On 27 July 2023 TGSC had the award winning writer Debra Adelaide read the title chapter from The Innocent Reader: Reflections on Reading & Writing. She spoke about the interactive nature of writing and reading, the separation between writer and reader and the difficulty of letting go of the book you have written to be in another’s hands to do with what they will. Certainly, “reading and writing is an intimate conversation between two minds”.
We then heard from Loretta Jessop’s work in progress called Phoney (a tip of the hat to Catcher in the Rye). Loretta perfectly captured the angst of a twenty something young woman living in a share house in Sydney’s inner west, trying to look and act like she has it all together, while struggling with her own sensitivity to and cynicism about life. Her descriptions of the train lines and streets we all know in the Inner West adding rich context to the work.
Open mike was a diversity of form, from poetry to prose and everything in between. From beat poetry to Beowulf reimagined. From suburban humorous prose to gloriously observed life in the 2020s.
Due to demand the next TGSC will be open mike only to allow more time for new writers to read.
Image: Gregory Ferris
Dr Debra Adelaide
Debra is the author or editor of 18 books, including fiction, non-fiction, edited collections and reference works. Her 2018 novel, The Household Guide to Dying, was published to acclaim in Australia and around the world, and was short- and long-listed for several literary awards, including the former international Orange Prize, now the Women’s Prize, for fiction. Other fiction includes Letter to George Clooney (2013), which was shortlisted for the Nita B. Kibble Award, The Women’s Pages (2015), and Zebra (2019), winner of the short story category in the Queensland Literary Awards. Her most recent books are The Innocent Reader: reflections on reading & writing (2019) and Creative Writing Practice: reflections on form & process (ed with Sarah Attfield, 2021). Debra Adelaide taught creative writing for 20 years and is now an Adjunct Associate Professor at the University of Technology Sydney. She lives and writes on Bidjigal country in Sydney’s inner west.
Lorretta Jessop
Lorretta Jessop’s two favourite things in the world are observing people and finding out what makes people tick. She will accompany a stranger into the Qantas lounge, unabashedly strike up conversation with one of the Prime Minister’s minders and she’ll definitely heckle real estate agents at an auction.

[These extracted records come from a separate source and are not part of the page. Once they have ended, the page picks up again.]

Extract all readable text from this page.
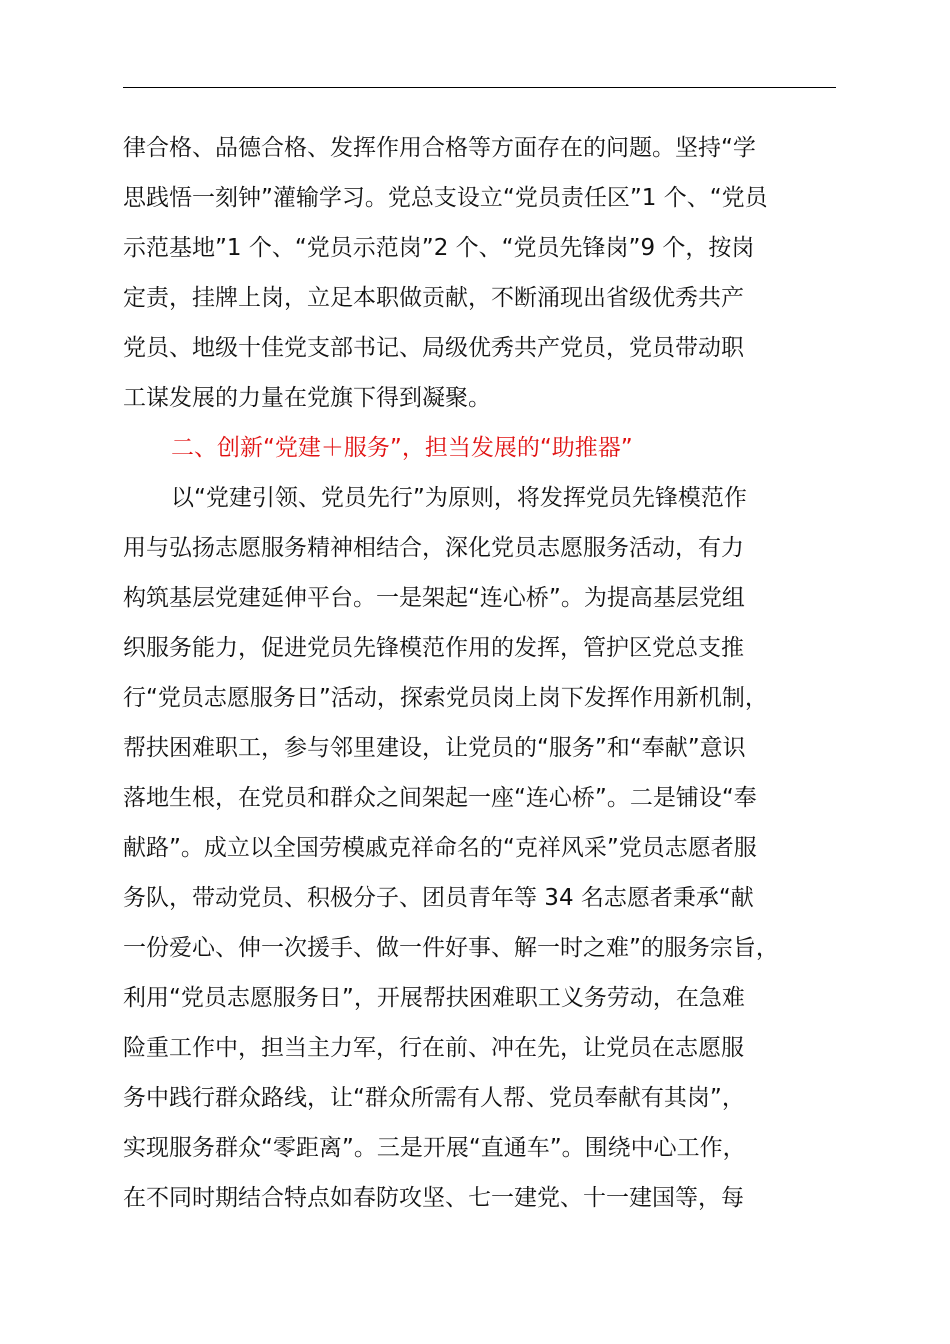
律合格、品德合格、发挥作用合格等方面存在的问题。坚持“学
思践悟一刻钟”灌输学习。党总支设立“党员责任区”1 个、“党员
示范基地”1 个、“党员示范岗”2 个、“党员先锋岗”9 个，按岗
定责，挂牌上岗，立足本职做贡献，不断涌现出省级优秀共产
党员、地级十佳党支部书记、局级优秀共产党员，党员带动职
工谋发展的力量在党旗下得到凝聚。
二、创新“党建＋服务”，担当发展的“助推器”
以“党建引领、党员先行”为原则，将发挥党员先锋模范作
用与弘扬志愿服务精神相结合，深化党员志愿服务活动，有力
构筑基层党建延伸平台。一是架起“连心桥”。为提高基层党组
织服务能力，促进党员先锋模范作用的发挥，管护区党总支推
行“党员志愿服务日”活动，探索党员岗上岗下发挥作用新机制，
帮扶困难职工，参与邻里建设，让党员的“服务”和“奉献”意识
落地生根，在党员和群众之间架起一座“连心桥”。二是铺设“奉
献路”。成立以全国劳模戚克祥命名的“克祥风采”党员志愿者服
务队，带动党员、积极分子、团员青年等 34 名志愿者秉承“献
一份爱心、伸一次援手、做一件好事、解一时之难”的服务宗旨，
利用“党员志愿服务日”，开展帮扶困难职工义务劳动，在急难
险重工作中，担当主力军，行在前、冲在先，让党员在志愿服
务中践行群众路线，让“群众所需有人帮、党员奉献有其岗”，
实现服务群众“零距离”。三是开展“直通车”。围绕中心工作，
在不同时期结合特点如春防攻坚、七一建党、十一建国等，每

She works as an Executive Officer at one of the largest NSW Government agencies, which provides Lorretta boundless material for her first novel; Phoney. Inspired by Catcher in the Rye, Phoney follows a public servant flunkee over the course of several days as she traverses Sydney, illuminating themes of morality, identity, belonging, and connection.
Lorretta also co-produces the community radio segment, The Writer’s Channel, where she and her close friend Maria Issaris talk to emerging writers about their creative process.